In other words, if people don’t believe inflation is a problem, the Federal Reserve has more opportunity to intervene, taking actions potentially debasing and inflationary to the dollar and to do this without consequences. Or at least that what’s the Fed thinks. But the Fed is only fooling itself.

First of all, who really believes that inflation is under control? The price of everything is going up, except perhaps computers, but in contrast to food and energy, computers are not an everyday purchase. A poll published by The Wall Street Journal reveals that 75% of those participating believe that the inflation they experience is worse than the inflation rate reported by the federal government’s Consumer Price Index.

So who does the Fed think it is fooling? After the Fed made its initial announcement in November 2005 that it would discontinue M3, I wrote:

“By eliminating its reporting of M3, the Fed is shooting itself in the foot. This misstep will only hasten the rush out of dollars into the safety and security of gold.”

The reason for forecasting as I did a flight from the dollar into gold is that I suspected that the Fed’s decision to discontinue its M3 reporting would be immediately recognized for what it is – something to be expected from a ‘banana-republic’. In other words, if things are that bad that the Fed is no longer going to report the whole story, then, the thinking goes, the sooner one exits the dollar the better. And the best way to hedge oneself against the effects of inflation is to buy gold.

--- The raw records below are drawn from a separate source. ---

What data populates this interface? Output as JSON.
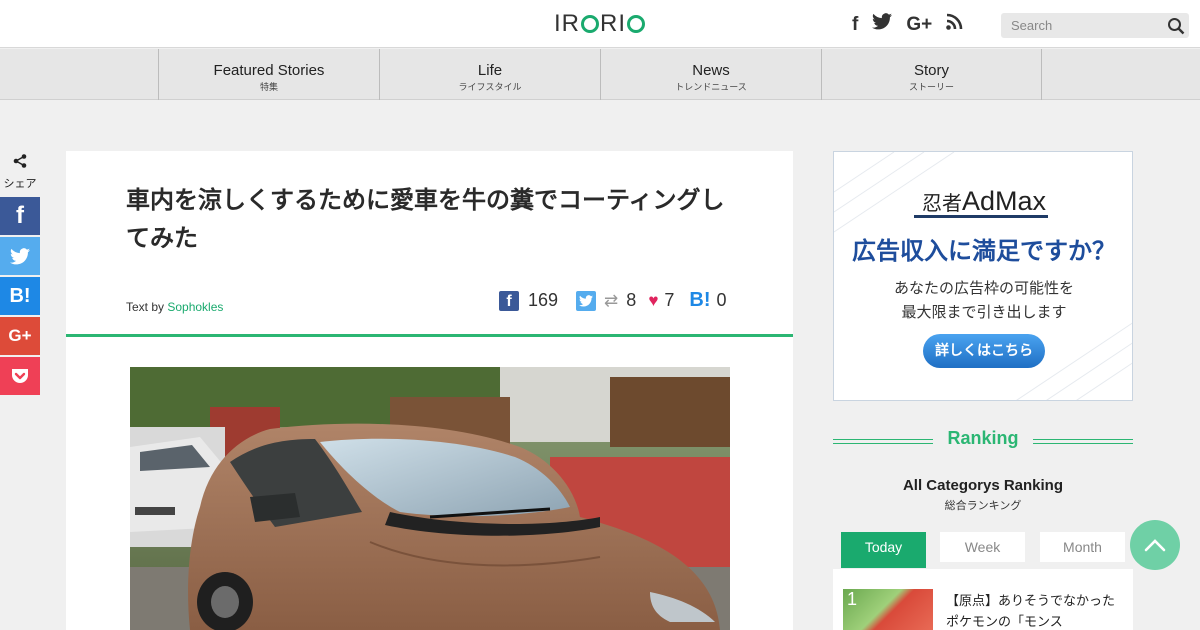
{
  "header": {
    "logo_text": "IRORIO",
    "search_placeholder": "Search",
    "social_icons": [
      "facebook-icon",
      "twitter-icon",
      "google-plus-icon",
      "rss-icon"
    ]
  },
  "nav": {
    "items": [
      {
        "label": "Featured Stories",
        "sub": "特集"
      },
      {
        "label": "Life",
        "sub": "ライフスタイル"
      },
      {
        "label": "News",
        "sub": "トレンドニュース"
      },
      {
        "label": "Story",
        "sub": "ストーリー"
      }
    ]
  },
  "share": {
    "label": "シェア",
    "buttons": [
      {
        "icon": "facebook-icon",
        "glyph": "f",
        "color": "#3b5998"
      },
      {
        "icon": "twitter-icon",
        "glyph": "",
        "color": "#55acee"
      },
      {
        "icon": "hatena-icon",
        "glyph": "B!",
        "color": "#1e88e5"
      },
      {
        "icon": "google-plus-icon",
        "glyph": "G+",
        "color": "#dd4b39"
      },
      {
        "icon": "pocket-icon",
        "glyph": "",
        "color": "#ef4056"
      }
    ]
  },
  "article": {
    "title": "車内を涼しくするために愛車を牛の糞でコーティングしてみた",
    "byline_prefix": "Text by",
    "author": "Sophokles",
    "counts": {
      "facebook": "169",
      "retweets": "8",
      "likes": "7",
      "hatena": "0"
    },
    "accent_color": "#2bb673"
  },
  "ad": {
    "brand": "忍者AdMax",
    "brand_jp": "忍者",
    "brand_en": "AdMax",
    "headline": "広告収入に満足ですか？",
    "body_line1": "あなたの広告枠の可能性を",
    "body_line2": "最大限まで引き出します",
    "button": "詳しくはこちら"
  },
  "ranking": {
    "title": "Ranking",
    "subtitle": "All Categorys Ranking",
    "subtitle_jp": "総合ランキング",
    "tabs": [
      "Today",
      "Week",
      "Month"
    ],
    "active_tab": "Today",
    "items": [
      {
        "rank": "1",
        "text": "【原点】ありそうでなかったポケモンの「モンス"
      }
    ]
  }
}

Clearly, the rise in the gold price that has occurred since the Fed announced in November its decision to no longer report M3 must in part be attributable to this gross misstep by the Fed. Given the new upward trend in the M3 growth rate on the above chart, it seems inevitable that the price of gold is going to rise much higher because inflation will continue to worsen, regardless whether the Fed reports it or not.